Article 12 (Amendment and Changes to Terms)

The Company reserves the right to make amendments to the Terms (including, without limitation, The Individual Rules.).  In the event of any amendment to the Terms, the Company shall notify the content and effective date of such amendment in a manner specified by the Company before such effective date.  If the User uses the Service after such notified effective date, the User shall be deemed to have agreed to such amendment made to the Terms.

Article 13 (Treatment of Personal Information)

Treatment by the Company of the User’s personal information shall be subject to the provisions of Company’s privacy policy, which is separately prescribed by the Company, and the User hereby agrees to treatment by the Company of the User’s personal information pursuant to such privacy policy.

Article 14 (Notice)

Any inquiries with respect to the Service or other communications or notices from the Users to the Company, or the notices concerning any amendment to the Terms or other communications or notices from the Company to the User shall be made in accordance with the procedures specified by the Company.
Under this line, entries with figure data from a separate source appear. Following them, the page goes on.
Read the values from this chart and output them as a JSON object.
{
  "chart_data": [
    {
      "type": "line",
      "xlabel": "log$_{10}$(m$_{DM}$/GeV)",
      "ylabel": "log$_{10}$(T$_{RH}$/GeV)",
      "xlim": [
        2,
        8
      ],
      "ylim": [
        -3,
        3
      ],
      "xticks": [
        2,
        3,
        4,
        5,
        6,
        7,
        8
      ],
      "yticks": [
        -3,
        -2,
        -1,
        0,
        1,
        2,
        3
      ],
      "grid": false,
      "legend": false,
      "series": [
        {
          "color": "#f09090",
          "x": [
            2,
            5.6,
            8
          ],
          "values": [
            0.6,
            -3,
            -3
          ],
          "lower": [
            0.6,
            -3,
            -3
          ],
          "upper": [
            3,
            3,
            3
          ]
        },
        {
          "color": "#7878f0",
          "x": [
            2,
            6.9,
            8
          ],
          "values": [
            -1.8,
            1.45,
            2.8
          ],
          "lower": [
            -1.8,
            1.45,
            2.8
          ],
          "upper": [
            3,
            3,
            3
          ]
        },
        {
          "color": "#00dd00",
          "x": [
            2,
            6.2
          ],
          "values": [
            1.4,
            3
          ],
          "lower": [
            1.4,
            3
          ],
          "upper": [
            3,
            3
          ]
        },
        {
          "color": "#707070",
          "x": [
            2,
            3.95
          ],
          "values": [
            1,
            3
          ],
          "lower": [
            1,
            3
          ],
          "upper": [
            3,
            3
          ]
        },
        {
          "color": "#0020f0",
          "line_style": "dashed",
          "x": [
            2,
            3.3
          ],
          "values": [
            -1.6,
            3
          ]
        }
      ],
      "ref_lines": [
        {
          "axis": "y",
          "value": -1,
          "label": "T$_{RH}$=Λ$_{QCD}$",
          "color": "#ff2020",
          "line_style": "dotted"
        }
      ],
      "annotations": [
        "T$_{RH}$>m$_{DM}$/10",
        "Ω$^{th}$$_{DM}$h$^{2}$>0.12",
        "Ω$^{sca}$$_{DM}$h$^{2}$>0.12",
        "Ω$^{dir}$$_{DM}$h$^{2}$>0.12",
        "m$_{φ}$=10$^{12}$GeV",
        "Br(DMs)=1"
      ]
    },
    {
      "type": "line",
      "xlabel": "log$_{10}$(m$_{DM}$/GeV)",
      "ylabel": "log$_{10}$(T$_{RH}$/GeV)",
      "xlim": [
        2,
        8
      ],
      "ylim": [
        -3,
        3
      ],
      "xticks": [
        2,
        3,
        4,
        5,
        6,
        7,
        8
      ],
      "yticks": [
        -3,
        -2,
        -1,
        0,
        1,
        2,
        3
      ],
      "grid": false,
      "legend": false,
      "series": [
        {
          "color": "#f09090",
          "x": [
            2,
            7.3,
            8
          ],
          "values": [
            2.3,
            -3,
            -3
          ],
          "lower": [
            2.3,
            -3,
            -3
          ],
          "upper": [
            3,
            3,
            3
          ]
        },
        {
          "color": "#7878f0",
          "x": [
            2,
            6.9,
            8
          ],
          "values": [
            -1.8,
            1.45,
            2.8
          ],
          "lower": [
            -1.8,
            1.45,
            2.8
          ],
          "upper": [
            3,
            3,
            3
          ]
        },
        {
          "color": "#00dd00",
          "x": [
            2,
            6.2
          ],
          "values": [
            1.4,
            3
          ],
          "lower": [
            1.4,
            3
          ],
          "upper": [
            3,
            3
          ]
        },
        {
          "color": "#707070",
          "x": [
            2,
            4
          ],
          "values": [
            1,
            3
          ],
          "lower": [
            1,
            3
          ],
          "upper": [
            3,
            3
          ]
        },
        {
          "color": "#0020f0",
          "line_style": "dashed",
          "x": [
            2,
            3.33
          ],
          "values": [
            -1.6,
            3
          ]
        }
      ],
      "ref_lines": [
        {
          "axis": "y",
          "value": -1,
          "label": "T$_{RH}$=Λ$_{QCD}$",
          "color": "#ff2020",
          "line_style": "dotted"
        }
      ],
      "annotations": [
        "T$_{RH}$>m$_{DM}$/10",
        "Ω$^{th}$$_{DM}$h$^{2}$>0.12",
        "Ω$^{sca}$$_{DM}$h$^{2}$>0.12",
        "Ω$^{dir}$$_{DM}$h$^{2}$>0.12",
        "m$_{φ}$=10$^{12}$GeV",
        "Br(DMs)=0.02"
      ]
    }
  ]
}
The Company shall consider the contact address registered at the time of application for the Service to be the valid contact address and shall send notices or communications to such contact address, which shall be deemed to have reached the User at the time of transmission.

Article 15 (Assignment of Terms)

  • The User shall not assign, transfer, grant security interests on or otherwise dispose of its status under the License Agreement or rights or obligations under the Terms without the prior written consent of the Company.
  • In cases where the Company assigns the business related to the provision of the Service to a third party by any means, such as through a business transfer or company split, the Company may, as a part of such assignment of business, assign to the third party assignee its status under the License Agreement, its rights and obligations under the Terms, and the registration information and other information relating to the User, and the User hereby agrees to such assignment in advance.

Article 16 (Governing Law and Jurisdiction)

  • The Terms shall be governed by the laws of Japan without regard to conflict of laws principles. The United Nations Convention on Contracts for the International Sale of Goods shall not apply to the Service.
  • Any and all disputes arising out of or in connection with the Terms shall be submitted to the exclusive jurisdiction of the Tokyo District Court in the first instance.